Government should have access to its own data. Justice and Congress should have the same access for oversight. The only problem I see is personal data about non-government people is being exposed to the entire planet.

They should have developed good security practices first and maybe spent more than a week reviewing a plan, and not having a double standard about their own activities.

The government already had access to its data, including oversight and regular auditing. This was solely about removing the safeguards so they didn’t have to follow good security practices or have a plan, and given how intensely politicized it has been it’s hard not to think that’s because the plan is not something they’d want to document where the public could see.

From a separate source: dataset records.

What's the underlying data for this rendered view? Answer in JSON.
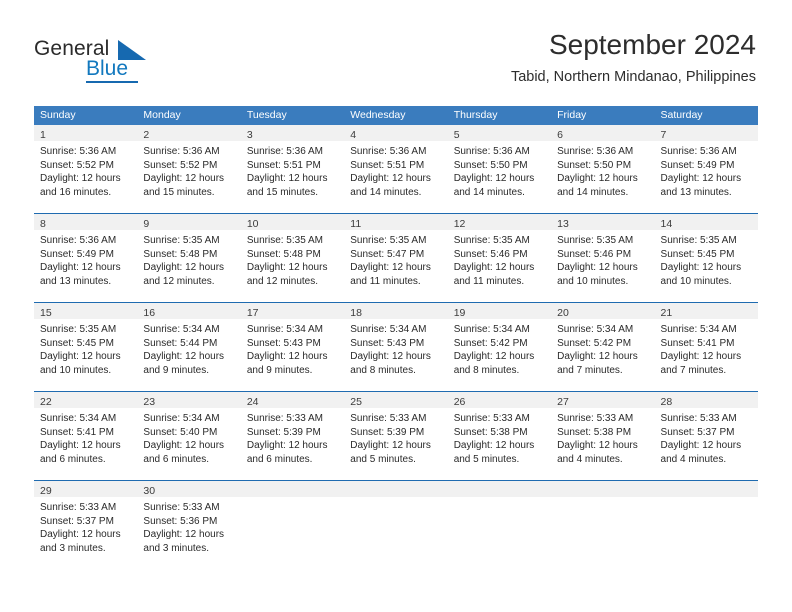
{
  "logo": {
    "word_one": "General",
    "word_two": "Blue",
    "icon": "triangle-icon"
  },
  "header": {
    "month_title": "September 2024",
    "location": "Tabid, Northern Mindanao, Philippines"
  },
  "theme": {
    "header_blue": "#3a7cbe",
    "separator_blue": "#1f6bb0",
    "day_band_gray": "#f1f1f1",
    "logo_blue": "#1278be",
    "text": "#2a2a2a"
  },
  "calendar": {
    "weekdays": [
      "Sunday",
      "Monday",
      "Tuesday",
      "Wednesday",
      "Thursday",
      "Friday",
      "Saturday"
    ],
    "weeks": [
      [
        {
          "day": "1",
          "sunrise": "Sunrise: 5:36 AM",
          "sunset": "Sunset: 5:52 PM",
          "daylight_1": "Daylight: 12 hours",
          "daylight_2": "and 16 minutes."
        },
        {
          "day": "2",
          "sunrise": "Sunrise: 5:36 AM",
          "sunset": "Sunset: 5:52 PM",
          "daylight_1": "Daylight: 12 hours",
          "daylight_2": "and 15 minutes."
        },
        {
          "day": "3",
          "sunrise": "Sunrise: 5:36 AM",
          "sunset": "Sunset: 5:51 PM",
          "daylight_1": "Daylight: 12 hours",
          "daylight_2": "and 15 minutes."
        },
        {
          "day": "4",
          "sunrise": "Sunrise: 5:36 AM",
          "sunset": "Sunset: 5:51 PM",
          "daylight_1": "Daylight: 12 hours",
          "daylight_2": "and 14 minutes."
        },
        {
          "day": "5",
          "sunrise": "Sunrise: 5:36 AM",
          "sunset": "Sunset: 5:50 PM",
          "daylight_1": "Daylight: 12 hours",
          "daylight_2": "and 14 minutes."
        },
        {
          "day": "6",
          "sunrise": "Sunrise: 5:36 AM",
          "sunset": "Sunset: 5:50 PM",
          "daylight_1": "Daylight: 12 hours",
          "daylight_2": "and 14 minutes."
        },
        {
          "day": "7",
          "sunrise": "Sunrise: 5:36 AM",
          "sunset": "Sunset: 5:49 PM",
          "daylight_1": "Daylight: 12 hours",
          "daylight_2": "and 13 minutes."
        }
      ],
      [
        {
          "day": "8",
          "sunrise": "Sunrise: 5:36 AM",
          "sunset": "Sunset: 5:49 PM",
          "daylight_1": "Daylight: 12 hours",
          "daylight_2": "and 13 minutes."
        },
        {
          "day": "9",
          "sunrise": "Sunrise: 5:35 AM",
          "sunset": "Sunset: 5:48 PM",
          "daylight_1": "Daylight: 12 hours",
          "daylight_2": "and 12 minutes."
        },
        {
          "day": "10",
          "sunrise": "Sunrise: 5:35 AM",
          "sunset": "Sunset: 5:48 PM",
          "daylight_1": "Daylight: 12 hours",
          "daylight_2": "and 12 minutes."
        },
        {
          "day": "11",
          "sunrise": "Sunrise: 5:35 AM",
          "sunset": "Sunset: 5:47 PM",
          "daylight_1": "Daylight: 12 hours",
          "daylight_2": "and 11 minutes."
        },
        {
          "day": "12",
          "sunrise": "Sunrise: 5:35 AM",
          "sunset": "Sunset: 5:46 PM",
          "daylight_1": "Daylight: 12 hours",
          "daylight_2": "and 11 minutes."
        },
        {
          "day": "13",
          "sunrise": "Sunrise: 5:35 AM",
          "sunset": "Sunset: 5:46 PM",
          "daylight_1": "Daylight: 12 hours",
          "daylight_2": "and 10 minutes."
        },
        {
          "day": "14",
          "sunrise": "Sunrise: 5:35 AM",
          "sunset": "Sunset: 5:45 PM",
          "daylight_1": "Daylight: 12 hours",
          "daylight_2": "and 10 minutes."
        }
      ],
      [
        {
          "day": "15",
          "sunrise": "Sunrise: 5:35 AM",
          "sunset": "Sunset: 5:45 PM",
          "daylight_1": "Daylight: 12 hours",
          "daylight_2": "and 10 minutes."
        },
        {
          "day": "16",
          "sunrise": "Sunrise: 5:34 AM",
          "sunset": "Sunset: 5:44 PM",
          "daylight_1": "Daylight: 12 hours",
          "daylight_2": "and 9 minutes."
        },
        {
          "day": "17",
          "sunrise": "Sunrise: 5:34 AM",
          "sunset": "Sunset: 5:43 PM",
          "daylight_1": "Daylight: 12 hours",
          "daylight_2": "and 9 minutes."
        },
        {
          "day": "18",
          "sunrise": "Sunrise: 5:34 AM",
          "sunset": "Sunset: 5:43 PM",
          "daylight_1": "Daylight: 12 hours",
          "daylight_2": "and 8 minutes."
        },
        {
          "day": "19",
          "sunrise": "Sunrise: 5:34 AM",
          "sunset": "Sunset: 5:42 PM",
          "daylight_1": "Daylight: 12 hours",
          "daylight_2": "and 8 minutes."
        },
        {
          "day": "20",
          "sunrise": "Sunrise: 5:34 AM",
          "sunset": "Sunset: 5:42 PM",
          "daylight_1": "Daylight: 12 hours",
          "daylight_2": "and 7 minutes."
        },
        {
          "day": "21",
          "sunrise": "Sunrise: 5:34 AM",
          "sunset": "Sunset: 5:41 PM",
          "daylight_1": "Daylight: 12 hours",
          "daylight_2": "and 7 minutes."
        }
      ],
      [
        {
          "day": "22",
          "sunrise": "Sunrise: 5:34 AM",
          "sunset": "Sunset: 5:41 PM",
          "daylight_1": "Daylight: 12 hours",
          "daylight_2": "and 6 minutes."
        },
        {
          "day": "23",
          "sunrise": "Sunrise: 5:34 AM",
          "sunset": "Sunset: 5:40 PM",
          "daylight_1": "Daylight: 12 hours",
          "daylight_2": "and 6 minutes."
        },
        {
          "day": "24",
          "sunrise": "Sunrise: 5:33 AM",
          "sunset": "Sunset: 5:39 PM",
          "daylight_1": "Daylight: 12 hours",
          "daylight_2": "and 6 minutes."
        },
        {
          "day": "25",
          "sunrise": "Sunrise: 5:33 AM",
          "sunset": "Sunset: 5:39 PM",
          "daylight_1": "Daylight: 12 hours",
          "daylight_2": "and 5 minutes."
        },
        {
          "day": "26",
          "sunrise": "Sunrise: 5:33 AM",
          "sunset": "Sunset: 5:38 PM",
          "daylight_1": "Daylight: 12 hours",
          "daylight_2": "and 5 minutes."
        },
        {
          "day": "27",
          "sunrise": "Sunrise: 5:33 AM",
          "sunset": "Sunset: 5:38 PM",
          "daylight_1": "Daylight: 12 hours",
          "daylight_2": "and 4 minutes."
        },
        {
          "day": "28",
          "sunrise": "Sunrise: 5:33 AM",
          "sunset": "Sunset: 5:37 PM",
          "daylight_1": "Daylight: 12 hours",
          "daylight_2": "and 4 minutes."
        }
      ],
      [
        {
          "day": "29",
          "sunrise": "Sunrise: 5:33 AM",
          "sunset": "Sunset: 5:37 PM",
          "daylight_1": "Daylight: 12 hours",
          "daylight_2": "and 3 minutes."
        },
        {
          "day": "30",
          "sunrise": "Sunrise: 5:33 AM",
          "sunset": "Sunset: 5:36 PM",
          "daylight_1": "Daylight: 12 hours",
          "daylight_2": "and 3 minutes."
        },
        {
          "day": "",
          "sunrise": "",
          "sunset": "",
          "daylight_1": "",
          "daylight_2": ""
        },
        {
          "day": "",
          "sunrise": "",
          "sunset": "",
          "daylight_1": "",
          "daylight_2": ""
        },
        {
          "day": "",
          "sunrise": "",
          "sunset": "",
          "daylight_1": "",
          "daylight_2": ""
        },
        {
          "day": "",
          "sunrise": "",
          "sunset": "",
          "daylight_1": "",
          "daylight_2": ""
        },
        {
          "day": "",
          "sunrise": "",
          "sunset": "",
          "daylight_1": "",
          "daylight_2": ""
        }
      ]
    ]
  }
}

As an example, Musk mislead the public with claims about Social Security fraud. None of that was unknown, and in fact the independent inspector general had a much better quality report years ago where they confirmed that the old records did not show signs of fraud and recommended paths for improvement. DOGE made a lot of noise but added nothing but risk.

https://oig.ssa.gov/assets/uploads/a-06-21-51022.pdf

The thing is, Government already had access to its own data. It just was required to follow the law that was put in place by the voted in Legislature to prevent abusive situations that could arise from limitless unrestricted access without oversight. It was there, and even non-government citizens could get access to it by following the procedures; procedures put in place to prevent "selling the farm," voted on by elected officials, with the support of their constituents.

Government is doing a lot of work here. We’re talking about thousands of people, who, other than working for the government, also are humans with their own agenda. Are you okay with just giving all of them access to your most personal data? Even if some of them live right next to you, have a personal grudge, and may be slightly psychotic? No? Well apparently, then, it’s not just as hand-wavy as you claim it to be. The only reasonable thing is granting access to data on a need-to-know basis, with tight access control, audit logging, and anonymisation where not strictly impossible. That would be the reasonable thing if you’re handling data for hundreds of millions of people. It isn’t what’s happening.

  • It would have been better for the government not to collect all this information in the first place. For decades libertarians have been warning about the scenario we seem to find ourselves in.

Justice doesn't need the same access like Congress, it's enough if they can subpoena relevant data. Even personal data about government people shouldn't be exposed as this opens weakness the be exploited by social engineering.

> Government should have access to its own data.

You think it didn't already have access to its own data? Please explain how it did not.

> Government should have access to its own data. Justice and Congress should have the same access for oversight.

On its face, that’s a reasonable comment. But that’s not what’s happening here. This is not oversight. This is the world’s richest man arbitrarily seizing control of the government’s data. He’s able to do this because he bought the presidency for Trump.

Are you ok with that?

  • I blame the people who were bought as much as the buyer, and the Citizens United decision for facilitating the buying.

    I'm OK with democratic elections and executive appointments. I'm OK with the "read access" part of the control, the "write access" should only go as far as the laws passed by Congress permit.